Part of me gives a damn. I don’t know why, I just do.

I thought maybe this season I’d put away childish things like the Bible says. But I had put away religion long ago. Now my only childish thing is sports, particularly baseball.

The young cannibal says to the elders, I don’t like missionaries. They reply, so eat your vegetables then. As sports fans we devour our heroes. We become them for a few hours, a day, a season. We love them to death... and if they falter, as they must, we boo them, return to the table and eat our vegetables. We’re actually booing ourselves for having invested in a mere mortal mistaking him/her for a god.

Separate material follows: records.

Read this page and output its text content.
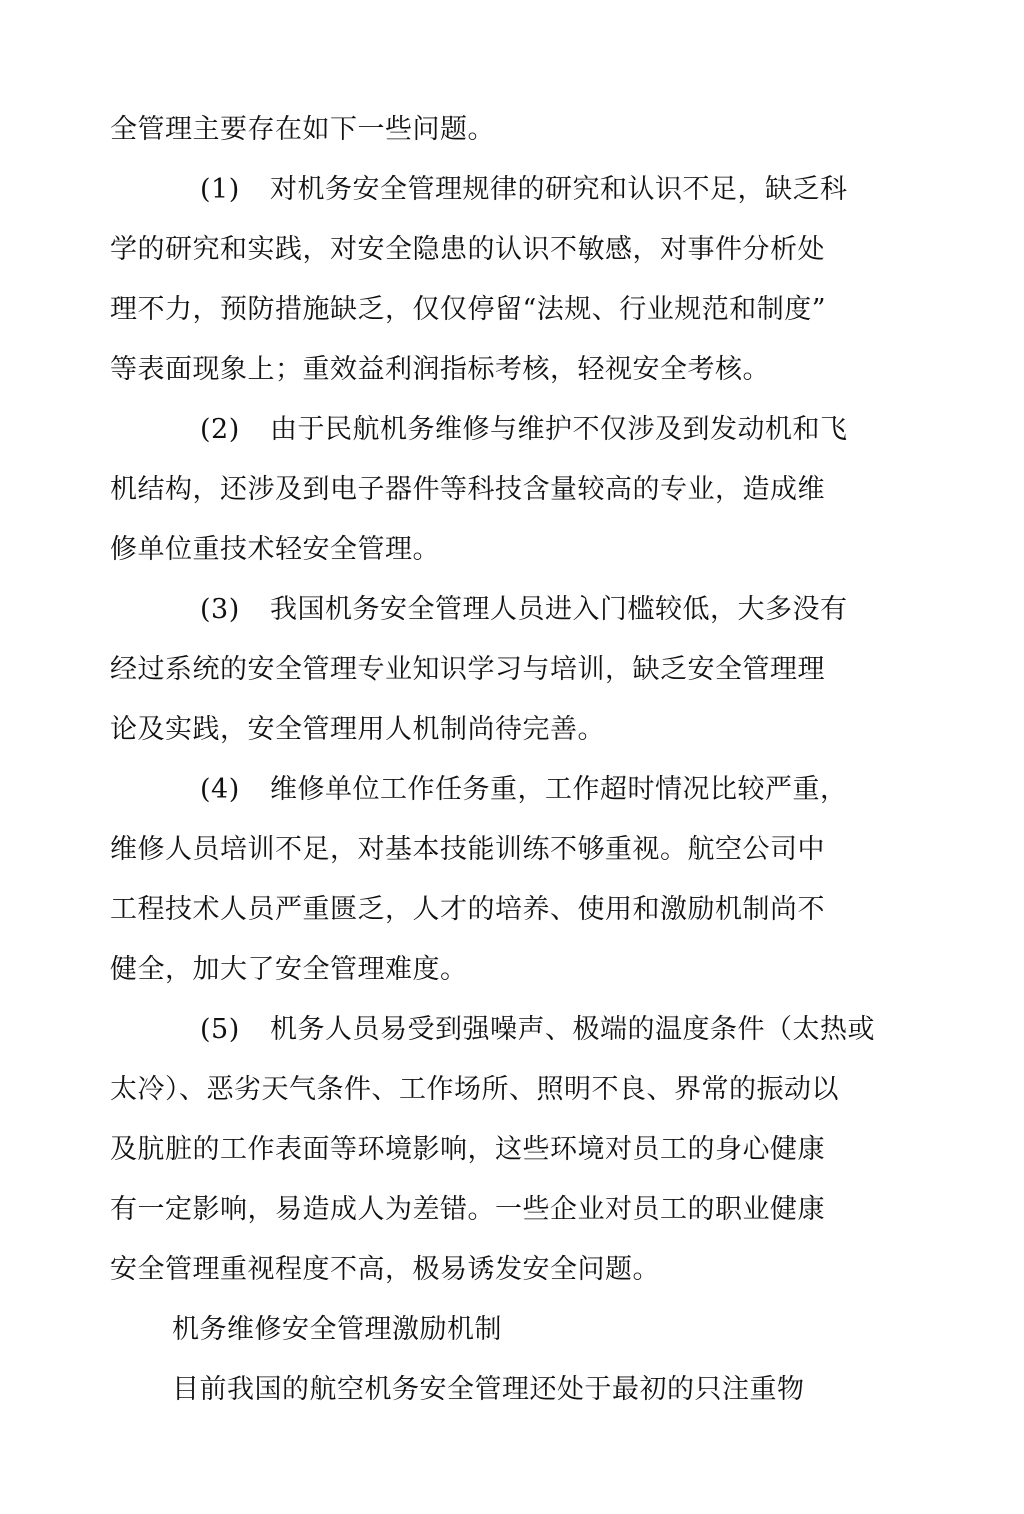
全管理主要存在如下一些问题。
(1) 对机务安全管理规律的研究和认识不足，缺乏科
学的研究和实践，对安全隐患的认识不敏感，对事件分析处
理不力，预防措施缺乏，仅仅停留“法规、行业规范和制度”
等表面现象上；重效益利润指标考核，轻视安全考核。
(2) 由于民航机务维修与维护不仅涉及到发动机和飞
机结构，还涉及到电子器件等科技含量较高的专业，造成维
修单位重技术轻安全管理。
(3) 我国机务安全管理人员进入门槛较低，大多没有
经过系统的安全管理专业知识学习与培训，缺乏安全管理理
论及实践，安全管理用人机制尚待完善。
(4) 维修单位工作任务重，工作超时情况比较严重，
维修人员培训不足，对基本技能训练不够重视。航空公司中
工程技术人员严重匮乏，人才的培养、使用和激励机制尚不
健全，加大了安全管理难度。
(5) 机务人员易受到强噪声、极端的温度条件（太热或
太冷）、恶劣天气条件、工作场所、照明不良、界常的振动以
及肮脏的工作表面等环境影响，这些环境对员工的身心健康
有一定影响，易造成人为差错。一些企业对员工的职业健康
安全管理重视程度不高，极易诱发安全问题。
机务维修安全管理激励机制
目前我国的航空机务安全管理还处于最初的只注重物
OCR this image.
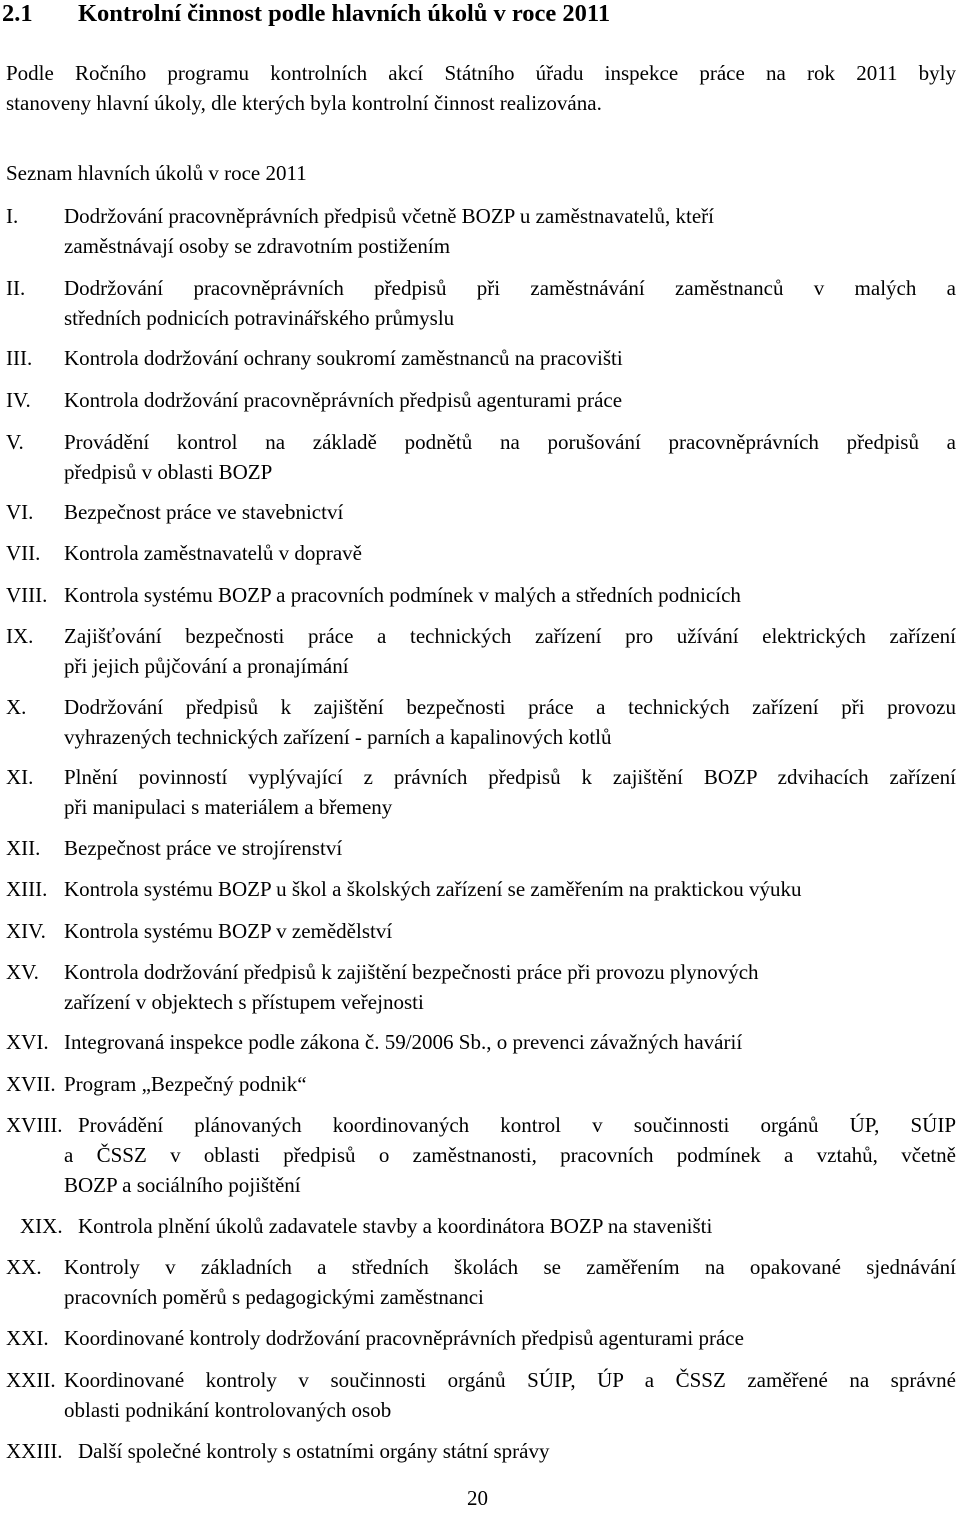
2.1 Kontrolní činnost podle hlavních úkolů v roce 2011
Podle Ročního programu kontrolních akcí Státního úřadu inspekce práce na rok 2011 byly
stanoveny hlavní úkoly, dle kterých byla kontrolní činnost realizována.
Seznam hlavních úkolů v roce 2011
I. Dodržování pracovněprávních předpisů včetně BOZP u zaměstnavatelů, kteří
zaměstnávají osoby se zdravotním postižením
II. Dodržování pracovněprávních předpisů při zaměstnávání zaměstnanců v malých a
středních podnicích potravinářského průmyslu
III. Kontrola dodržování ochrany soukromí zaměstnanců na pracovišti
IV. Kontrola dodržování pracovněprávních předpisů agenturami práce
V. Provádění kontrol na základě podnětů na porušování pracovněprávních předpisů a
předpisů v oblasti BOZP
VI. Bezpečnost práce ve stavebnictví
VII. Kontrola zaměstnavatelů v dopravě
VIII. Kontrola systému BOZP a pracovních podmínek v malých a středních podnicích
IX. Zajišťování bezpečnosti práce a technických zařízení pro užívání elektrických zařízení
při jejich půjčování a pronajímání
X. Dodržování předpisů k zajištění bezpečnosti práce a technických zařízení při provozu
vyhrazených technických zařízení - parních a kapalinových kotlů
XI. Plnění povinností vyplývající z právních předpisů k zajištění BOZP zdvihacích zařízení
při manipulaci s materiálem a břemeny
XII. Bezpečnost práce ve strojírenství
XIII. Kontrola systému BOZP u škol a školských zařízení se zaměřením na praktickou výuku
XIV. Kontrola systému BOZP v zemědělství
XV. Kontrola dodržování předpisů k zajištění bezpečnosti práce při provozu plynových
zařízení v objektech s přístupem veřejnosti
XVI. Integrovaná inspekce podle zákona č. 59/2006 Sb., o prevenci závažných havárií
XVII. Program „Bezpečný podnik“
XVIII. Provádění plánovaných koordinovaných kontrol v součinnosti orgánů ÚP, SÚIP
a ČSSZ v oblasti předpisů o zaměstnanosti, pracovních podmínek a vztahů, včetně
BOZP a sociálního pojištění
XIX. Kontrola plnění úkolů zadavatele stavby a koordinátora BOZP na staveništi
XX. Kontroly v základních a středních školách se zaměřením na opakované sjednávání
pracovních poměrů s pedagogickými zaměstnanci
XXI. Koordinované kontroly dodržování pracovněprávních předpisů agenturami práce
XXII. Koordinované kontroly v součinnosti orgánů SÚIP, ÚP a ČSSZ zaměřené na správné
oblasti podnikání kontrolovaných osob
XXIII. Další společné kontroly s ostatními orgány státní správy
20
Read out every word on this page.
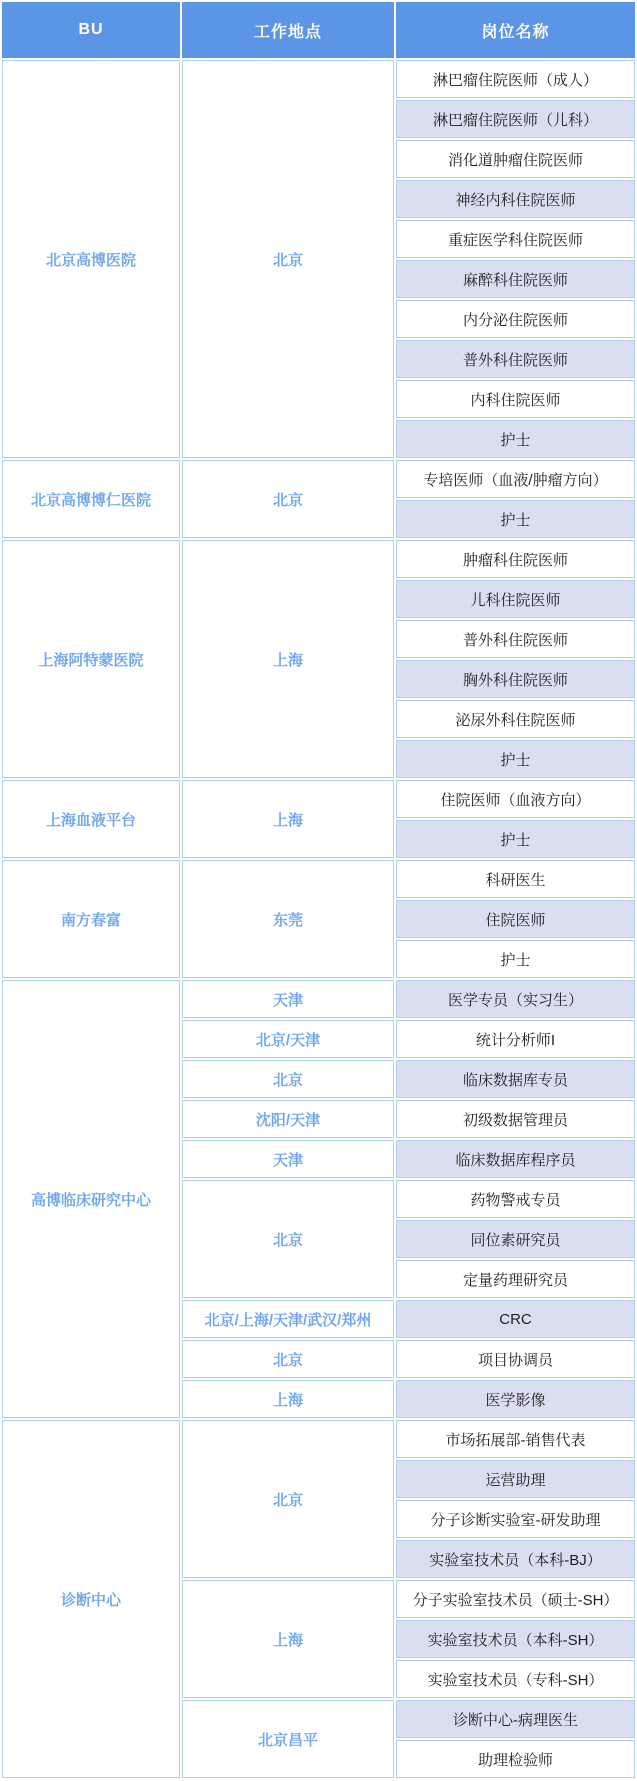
BU	工作地点	岗位名称
北京高博医院	北京	淋巴瘤住院医师（成人）
		淋巴瘤住院医师（儿科）
		消化道肿瘤住院医师
		神经内科住院医师
		重症医学科住院医师
		麻醉科住院医师
		内分泌住院医师
		普外科住院医师
		内科住院医师
		护士
北京高博博仁医院	北京	专培医师（血液/肿瘤方向）
		护士
上海阿特蒙医院	上海	肿瘤科住院医师
		儿科住院医师
		普外科住院医师
		胸外科住院医师
		泌尿外科住院医师
		护士
上海血液平台	上海	住院医师（血液方向）
		护士
南方春富	东莞	科研医生
		住院医师
		护士
高博临床研究中心	天津	医学专员（实习生）
	北京/天津	统计分析师I
	北京	临床数据库专员
	沈阳/天津	初级数据管理员
	天津	临床数据库程序员
	北京	药物警戒专员
		同位素研究员
		定量药理研究员
	北京/上海/天津/武汉/郑州	CRC
	北京	项目协调员
	上海	医学影像
诊断中心	北京	市场拓展部-销售代表
		运营助理
		分子诊断实验室-研发助理
		实验室技术员（本科-BJ）
	上海	分子实验室技术员（硕士-SH）
		实验室技术员（本科-SH）
		实验室技术员（专科-SH）
	北京昌平	诊断中心-病理医生
		助理检验师
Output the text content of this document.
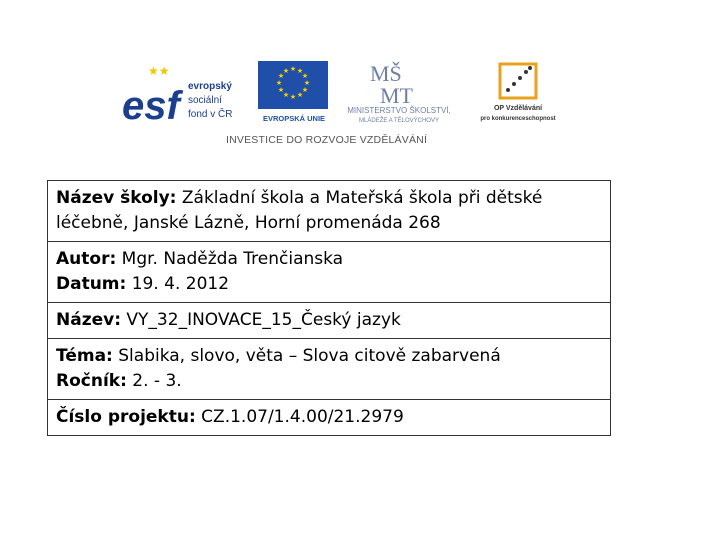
★★
esf evropský
sociální
fond v ČR
★ ★
★
★
★
★
★
★
★
★
★
★
EVROPSKÁ UNIE
MŠ
MT
MINISTERSTVO ŠKOLSTVÍ,
MLÁDEŽE A TĚLOVÝCHOVY
OP Vzdělávání
pro konkurenceschopnost
INVESTICE DO ROZVOJE VZDĚLÁVÁNÍ
Název školy: Základní škola a Mateřská škola při dětské
léčebně, Janské Lázně, Horní promenáda 268
Autor: Mgr. Naděžda Trenčianska
Datum: 19. 4. 2012
Název: VY_32_INOVACE_15_Český jazyk
Téma: Slabika, slovo, věta – Slova citově zabarvená
Ročník: 2. - 3.
Číslo projektu: CZ.1.07/1.4.00/21.2979
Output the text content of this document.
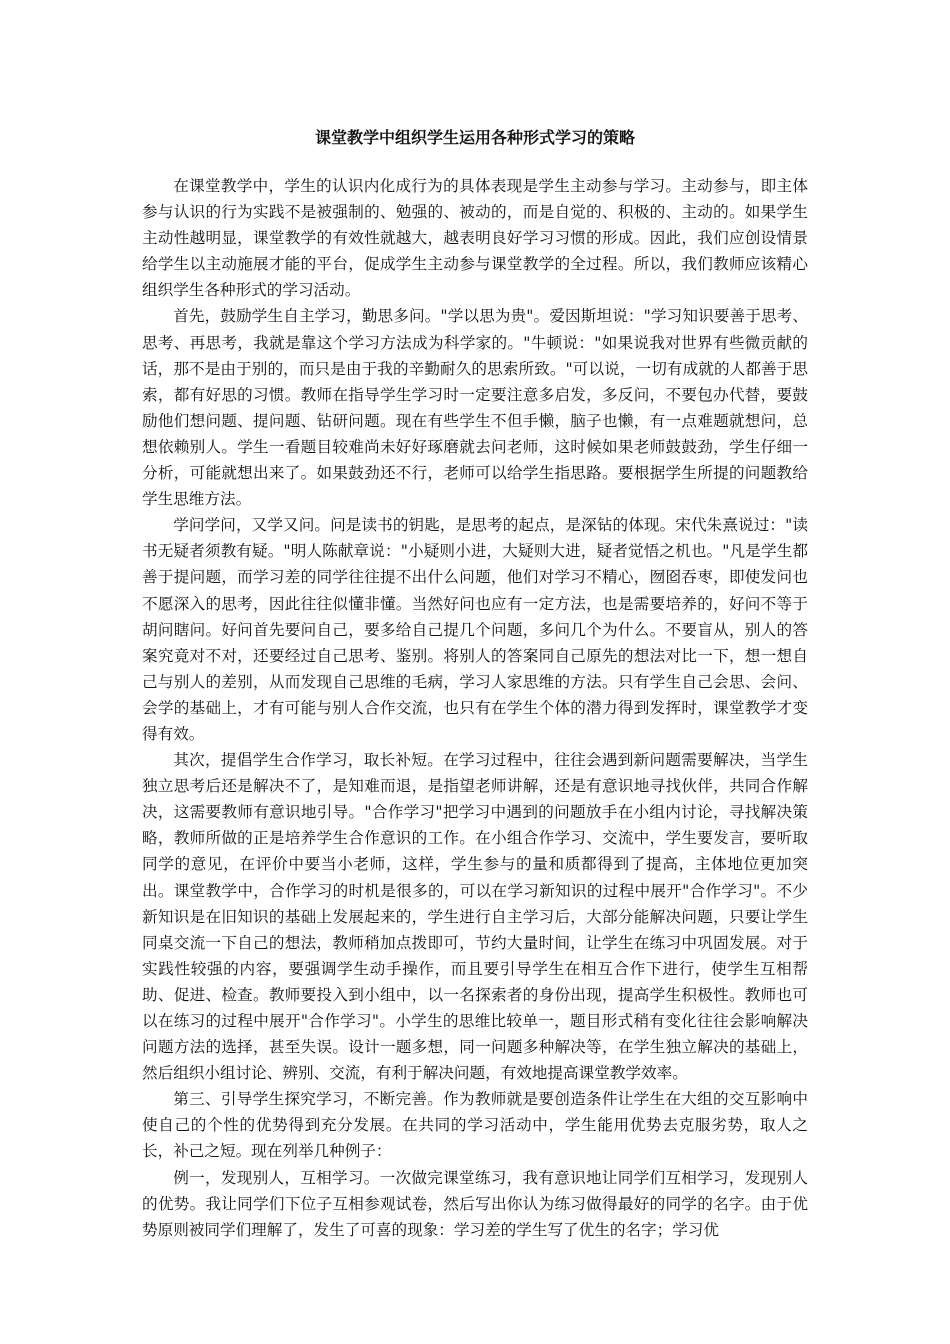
课堂教学中组织学生运用各种形式学习的策略

在课堂教学中，学生的认识内化成行为的具体表现是学生主动参与学习。主动参与，即主体参与认识的行为实践不是被强制的、勉强的、被动的，而是自觉的、积极的、主动的。如果学生主动性越明显，课堂教学的有效性就越大，越表明良好学习习惯的形成。因此，我们应创设情景给学生以主动施展才能的平台，促成学生主动参与课堂教学的全过程。所以，我们教师应该精心组织学生各种形式的学习活动。

首先，鼓励学生自主学习，勤思多问。"学以思为贵"。爱因斯坦说："学习知识要善于思考、思考、再思考，我就是靠这个学习方法成为科学家的。"牛顿说："如果说我对世界有些微贡献的话，那不是由于别的，而只是由于我的辛勤耐久的思索所致。"可以说，一切有成就的人都善于思索，都有好思的习惯。教师在指导学生学习时一定要注意多启发，多反问，不要包办代替，要鼓励他们想问题、提问题、钻研问题。现在有些学生不但手懒，脑子也懒，有一点难题就想问，总想依赖别人。学生一看题目较难尚未好好琢磨就去问老师，这时候如果老师鼓鼓劲，学生仔细一分析，可能就想出来了。如果鼓劲还不行，老师可以给学生指思路。要根据学生所提的问题教给学生思维方法。

学问学问，又学又问。问是读书的钥匙，是思考的起点，是深钻的体现。宋代朱熹说过："读书无疑者须教有疑。"明人陈献章说："小疑则小进，大疑则大进，疑者觉悟之机也。"凡是学生都善于提问题，而学习差的同学往往提不出什么问题，他们对学习不精心，囫囵吞枣，即使发问也不愿深入的思考，因此往往似懂非懂。当然好问也应有一定方法，也是需要培养的，好问不等于胡问瞎问。好问首先要问自己，要多给自己提几个问题，多问几个为什么。不要盲从，别人的答案究竟对不对，还要经过自己思考、鉴别。将别人的答案同自己原先的想法对比一下，想一想自己与别人的差别，从而发现自己思维的毛病，学习人家思维的方法。只有学生自己会思、会问、会学的基础上，才有可能与别人合作交流，也只有在学生个体的潜力得到发挥时，课堂教学才变得有效。

其次，提倡学生合作学习，取长补短。在学习过程中，往往会遇到新问题需要解决，当学生独立思考后还是解决不了，是知难而退，是指望老师讲解，还是有意识地寻找伙伴，共同合作解决，这需要教师有意识地引导。"合作学习"把学习中遇到的问题放手在小组内讨论，寻找解决策略，教师所做的正是培养学生合作意识的工作。在小组合作学习、交流中，学生要发言，要听取同学的意见，在评价中要当小老师，这样，学生参与的量和质都得到了提高，主体地位更加突出。课堂教学中，合作学习的时机是很多的，可以在学习新知识的过程中展开"合作学习"。不少新知识是在旧知识的基础上发展起来的，学生进行自主学习后，大部分能解决问题，只要让学生同桌交流一下自己的想法，教师稍加点拨即可，节约大量时间，让学生在练习中巩固发展。对于实践性较强的内容，要强调学生动手操作，而且要引导学生在相互合作下进行，使学生互相帮助、促进、检查。教师要投入到小组中，以一名探索者的身份出现，提高学生积极性。教师也可以在练习的过程中展开"合作学习"。小学生的思维比较单一，题目形式稍有变化往往会影响解决问题方法的选择，甚至失误。设计一题多想，同一问题多种解决等，在学生独立解决的基础上，然后组织小组讨论、辨别、交流，有利于解决问题，有效地提高课堂教学效率。

第三、引导学生探究学习，不断完善。作为教师就是要创造条件让学生在大组的交互影响中使自己的个性的优势得到充分发展。在共同的学习活动中，学生能用优势去克服劣势，取人之长，补己之短。现在列举几种例子：

例一，发现别人，互相学习。一次做完课堂练习，我有意识地让同学们互相学习，发现别人的优势。我让同学们下位子互相参观试卷，然后写出你认为练习做得最好的同学的名字。由于优势原则被同学们理解了，发生了可喜的现象：学习差的学生写了优生的名字；学习优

Baseball’s best fail two-thirds of the time. If they were law students they’d never pass the bar, And that‘s not necessarily a bad thing. If they were surgeons they’d have a pile of dead bodies. Fans are familiar with failure. But we celebrate our great hitters and pitchers for their relatively measly success.
In his final game, final at bat, Ted Williams hit a home run as something to remember him by, as if we needed it. He circled the bases with his head down in true baseball fashion. The crowd was on their feet cheering. His teammates were in awe. The stadium rocked. Fans were eye-witness to history. They begged Williams to take a curtain call. Opposing players cheered him, urged him out of the dugout, even the umpires. He refused. As John Updike put it, Gods don’t answer mail. The iconic ones are always remote.

A fan suspends his judgmental mind and sacrifices himself easier than laying down a sacrifice bunt. We slip into another skin. Without us these demigods would be collecting shopping carts in some parking lot. We know their hour in the sun is short. They need us and those of us who never grew up and hope never to, need them. It’s as if Ted Williams came from another planet; Krypton for instance. He could slow hurling objects like celestial bodies. He saw into craters on the moon and could count the stitches on a fastball. Perhaps he saw what we weren’t meant to see. The way Mozart heard music of the spheres Williams could reverse the spheres, launch them into orbit.
We fans must be looking for better versions of ourselves. There’s an ovation in our head, a swagger in our step. The game is so much easier from the couch. In the end we will taste the ultimate failure. Baseball prepares us well. There are strategies always in play on the field. Even more enduring are the stats etched in some great ledger to be chewed on endlessly by the faithful over lunch 65 years later. These are the fixed points we insist upon in a random uncertain world that won’t hold still.

Now hush, I know you are bored but fans see everything happening on the green grass. There is a lyricism to the three strikes, three outs. Of all team sports only baseball is played without a clock. It could last a lifetime. Late inning shadows are falling. One by one outs are made, at the plate, on the bases, in the field. The wind has stopped blowing; the flag is limp. The batter knocks out dirt that isn’t there from his spikes. Your early miscues have been forgiven. There is an enormous coiled silence only 37,912 can make. So much depends on the outcome... and so little.